Allen Iverson and Placido Polanco have returned to Philadelphia.
Only one of these two men will have any impact on a world championship run, and its the demure Dominican. But if a sports team's success related to the amount of headlines it received on ESPN.com, well, the last two weeks would have you believing that the Sixers are the city's gold standard.
And that's not to say I do not appreciate and understand the Iverson media blowout. Allen Iverson was a terrific player, and his introduction during tonight's 76ers re-debut was truly a special moment. It brought back memories of the 2000-01 76ers, a blue-collar team led by Iverson and beloved by the city.
It also made me kind of sad, as all of us basketball bandwagon hoppers finally had to think about how far the sport has fallen in Philadelphia. The Wachovia Center sold out tonight, and if the Sixers start playing competitive basketball, that plus the Iverson influence will get attendance back to acceptable levels. But ever since 2001, the team has either underachieved or flat-out sucked, and the fans have responded accordingly. When that kind of negativity pervades a franchise, it takes a lot to turn things around. Just ask Placido Polanco.
When Polanco left the Phillies in 2005, they too were underachieving. An 88-win season was enough for a close second place in the NL East, but a collapse in the final few weeks of the season left a bad taste in everyone's mouth. The team was talented (Bobby Abreu, Pat Burrell, the emergence of Chase Utley and Ryan Howard) but untested, prone to slumps and seemingly unable to come through in the clutch.
Fast forward to what will soon be 2010, and Baseball America has named the Phillies the Organization of the Year. Even September's World Series loss to the New York Yankees seemed acceptable...well, as acceptable as a loss can be in Philadelphia. Utley and Howard are perennial MVP candidates; Cliff Lee should be a serious Cy Young candidate next year.
You can talk about how it was the right players in the right place at the right time, or you can stress that the Phillies were smart to get a capable leader in Pat Gillick and the perfect players' manager in Charlie Manuel. Either way, the Phillies are the toast of the city, and the Sixers currently reside in the gutter.

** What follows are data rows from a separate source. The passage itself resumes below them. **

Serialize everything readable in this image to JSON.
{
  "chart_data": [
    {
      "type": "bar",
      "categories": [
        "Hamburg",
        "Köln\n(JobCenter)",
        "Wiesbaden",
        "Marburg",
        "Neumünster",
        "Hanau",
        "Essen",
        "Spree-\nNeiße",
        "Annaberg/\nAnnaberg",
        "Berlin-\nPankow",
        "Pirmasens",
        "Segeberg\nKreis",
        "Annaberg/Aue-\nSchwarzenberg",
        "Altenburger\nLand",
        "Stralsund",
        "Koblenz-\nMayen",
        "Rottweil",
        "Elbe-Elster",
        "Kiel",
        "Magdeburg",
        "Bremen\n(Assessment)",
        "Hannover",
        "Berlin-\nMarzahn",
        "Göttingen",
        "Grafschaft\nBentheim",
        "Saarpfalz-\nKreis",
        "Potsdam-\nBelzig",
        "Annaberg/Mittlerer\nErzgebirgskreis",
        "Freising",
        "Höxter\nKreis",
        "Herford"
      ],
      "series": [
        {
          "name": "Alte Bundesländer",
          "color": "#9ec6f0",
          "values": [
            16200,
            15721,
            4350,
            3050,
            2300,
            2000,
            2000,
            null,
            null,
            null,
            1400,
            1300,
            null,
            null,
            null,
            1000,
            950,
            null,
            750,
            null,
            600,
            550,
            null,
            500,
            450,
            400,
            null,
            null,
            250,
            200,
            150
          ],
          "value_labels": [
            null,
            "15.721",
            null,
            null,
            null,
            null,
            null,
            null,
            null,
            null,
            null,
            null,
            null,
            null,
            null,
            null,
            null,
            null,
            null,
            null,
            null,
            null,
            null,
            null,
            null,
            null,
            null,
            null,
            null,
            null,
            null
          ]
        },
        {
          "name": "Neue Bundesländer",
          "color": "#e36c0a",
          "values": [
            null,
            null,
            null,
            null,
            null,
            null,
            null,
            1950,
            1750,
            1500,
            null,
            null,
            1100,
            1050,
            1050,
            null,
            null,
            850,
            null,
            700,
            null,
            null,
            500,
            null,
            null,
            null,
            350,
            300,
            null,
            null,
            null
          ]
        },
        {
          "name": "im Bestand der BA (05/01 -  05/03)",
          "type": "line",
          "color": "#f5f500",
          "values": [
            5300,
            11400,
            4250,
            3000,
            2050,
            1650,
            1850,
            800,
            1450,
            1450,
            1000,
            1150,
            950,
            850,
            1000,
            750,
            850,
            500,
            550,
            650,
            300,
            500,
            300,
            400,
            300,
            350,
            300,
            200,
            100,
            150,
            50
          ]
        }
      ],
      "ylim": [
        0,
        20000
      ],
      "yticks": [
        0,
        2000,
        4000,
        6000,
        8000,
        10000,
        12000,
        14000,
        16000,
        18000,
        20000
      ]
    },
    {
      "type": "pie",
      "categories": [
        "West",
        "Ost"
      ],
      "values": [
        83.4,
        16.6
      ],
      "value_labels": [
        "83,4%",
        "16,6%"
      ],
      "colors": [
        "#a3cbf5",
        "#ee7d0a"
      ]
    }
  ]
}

Getting Allen Iverson will grant them a brief reprieve, albeit a joyous one with a special player we should feel blessed to watch again. But more than anything, it allows us to compare to the team that ruled in 2000 and the team on the throne in 2010. Both Iverson and Polanco seem happy to be back, and we are happy to have them both. But ironically, this time around Polanco's brilliant contact hitting will inspire more debate, discussion and (hopefully) excitement than Iverson's flash and flair.